The Day the Earth Stood Still
The Right Interceptor for the Age of Anxiety
Occasionally, fictional aliens wanted to meet us and civilize us. But mostly, science-fiction films in the 1950s thrilled audiences with personalized extra-planetary threats: “radar” moon-men, vengeful Martians, lost planet airmen, mole-men, a “man from Planet X,” cat-women of the moon, phantoms, robot-monsters, strangers from space, killers from space, gamma people, and teenagers from outer space. These fiends stood in for the real worry of the Cold War era, incoming intercontinental ballistic missiles tipped with “city-busting” hydrogen bombs. If Soviet missiles could not be intercepted, luckily space monsters and saucer-men could. That is: if you could pilot an interceptor like this one, from 1960, you could participate in the common defense of Earth.

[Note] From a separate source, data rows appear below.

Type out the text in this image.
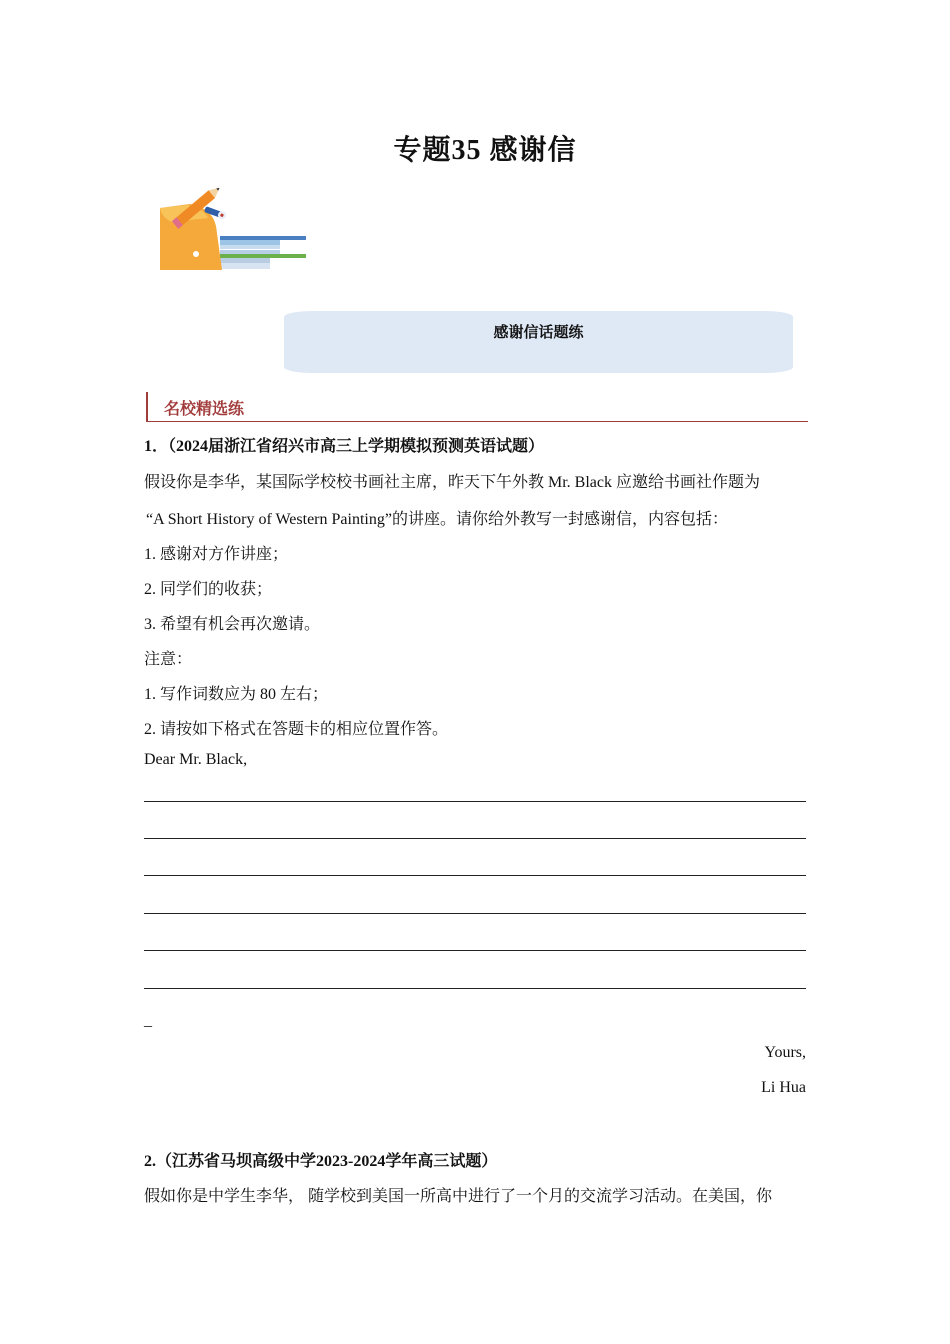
专题35 感谢信
感谢信话题练
名校精选练
1．（2024届浙江省绍兴市高三上学期模拟预测英语试题）
假设你是李华，某国际学校校书画社主席，昨天下午外教 Mr. Black 应邀给书画社作题为
“A Short History of Western Painting”的讲座。请你给外教写一封感谢信，内容包括：
1. 感谢对方作讲座；
2. 同学们的收获；
3. 希望有机会再次邀请。
注意：
1. 写作词数应为 80 左右；
2. 请按如下格式在答题卡的相应位置作答。
Dear Mr. Black,
_
Yours,
Li Hua
2.（江苏省马坝高级中学2023-2024学年高三试题）
假如你是中学生李华， 随学校到美国一所高中进行了一个月的交流学习活动。在美国，你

Any sort of ship you have to learn to pilot—it takes a long time, a new full set of reflexes, a different and artificial way of thinking. Even riding a bicycle demands an acquired skill, very different from walking. As for a spaceship, oh brother! Spaceships are for acrobats who are also mathematicians.
Robert A. Heinlein
Forced to Colonize
It is not necessarily greed or thirst for conquest that propels Earthlings outward; in the game Alien Legacy, an intergalactic war has rendered life on Earth unsustainable. Humankind’s survival hangs in the balance as spacefarers seek to create a livable new home world in a new solar system. Rules of this game promote the player to captain a ship called the Calypso that launches on a mission to discover the fate of a lost colony and to establish a self-sufficient base. Gameplay unfolds in real time, immersing players in the complex, ongoing tasks of colonization. Players must simultaneously build cities and space stations, manage resources and transportation, and deal with alien races, sometimes in combat, sometimes through diplomacy. The warlike H'riak threaten the colonists, conventionally, but fiercely. The Empiants, longstanding enemies of the H'riak, could well become Earth’s allies, but they look like squids and communicate telepathically on wavelengths nearly incompatible with human brainwaves. Even these problems are solvable, but time can run out on the desperate adventure, lending urgency to playing this game.

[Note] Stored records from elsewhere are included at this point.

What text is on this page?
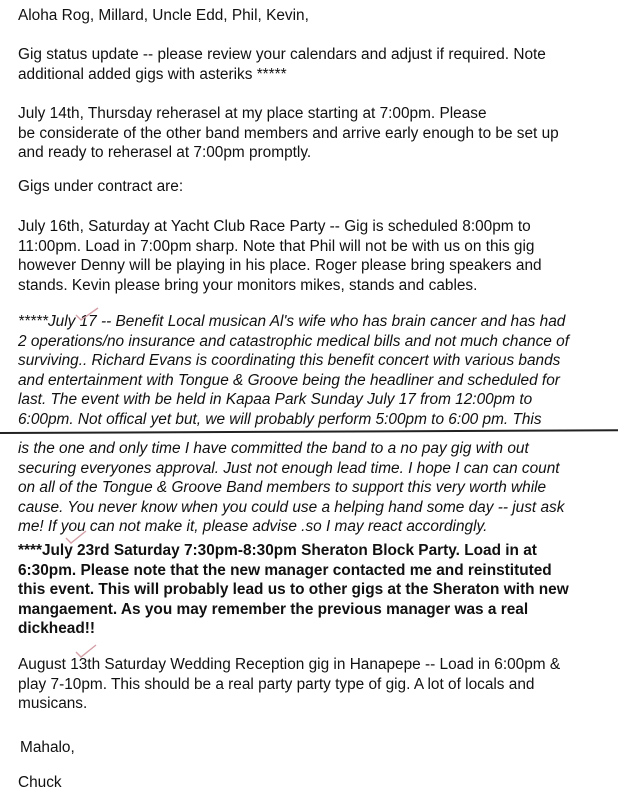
Aloha Rog, Millard, Uncle Edd, Phil, Kevin,

Gig status update -- please review your calendars and adjust if required. Note
additional added gigs with asteriks *****

July 14th, Thursday reherasel at my place starting at 7:00pm. Please
be considerate of the other band members and arrive early enough to be set up
and ready to reherasel at 7:00pm promptly.

Gigs under contract are:

July 16th, Saturday at Yacht Club Race Party -- Gig is scheduled 8:00pm to
11:00pm. Load in 7:00pm sharp. Note that Phil will not be with us on this gig
however Denny will be playing in his place. Roger please bring speakers and
stands. Kevin please bring your monitors mikes, stands and cables.

*****July 17 -- Benefit Local musican Al's wife who has brain cancer and has had
2 operations/no insurance and catastrophic medical bills and not much chance of
surviving.. Richard Evans is coordinating this benefit concert with various bands
and entertainment with Tongue & Groove being the headliner and scheduled for
last. The event with be held in Kapaa Park Sunday July 17 from 12:00pm to
6:00pm. Not offical yet but, we will probably perform 5:00pm to 6:00 pm. This

is the one and only time I have committed the band to a no pay gig with out
securing everyones approval. Just not enough lead time. I hope I can can count
on all of the Tongue & Groove Band members to support this very worth while
cause. You never know when you could use a helping hand some day -- just ask
me! If you can not make it, please advise .so I may react accordingly.

****July 23rd Saturday 7:30pm-8:30pm Sheraton Block Party. Load in at
6:30pm. Please note that the new manager contacted me and reinstituted
this event. This will probably lead us to other gigs at the Sheraton with new
mangaement. As you may remember the previous manager was a real
dickhead!!

August 13th Saturday Wedding Reception gig in Hanapepe -- Load in 6:00pm &
play 7-10pm. This should be a real party party type of gig. A lot of locals and
musicans.

Mahalo,

Chuck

Conclusion: Following Monsters and Aliens down Fantasy Pathways
The monsters of old and the aliens of the future hold much in common because wonder and play power the human imagination to travel along familiar channels. Fantastic beings shift their shapes and transmute their very matter. They travel at unimaginable speed. They communicate without speaking aloud. They fight with desperate strength. They brandish weapons of unthinkable power. When ill-intentioned, they are always outsiders, outcasts, exiles or invaders, vengeful creatures from the underworld or the ocean deep, or jealous beasts from outer space. Against these tormentors, the Earth offers up valiant heroes, sorcerers armed with mysterious wands of power, or space warriors equipped with particle beam weapons just out of range of current technology. It’s magic either way.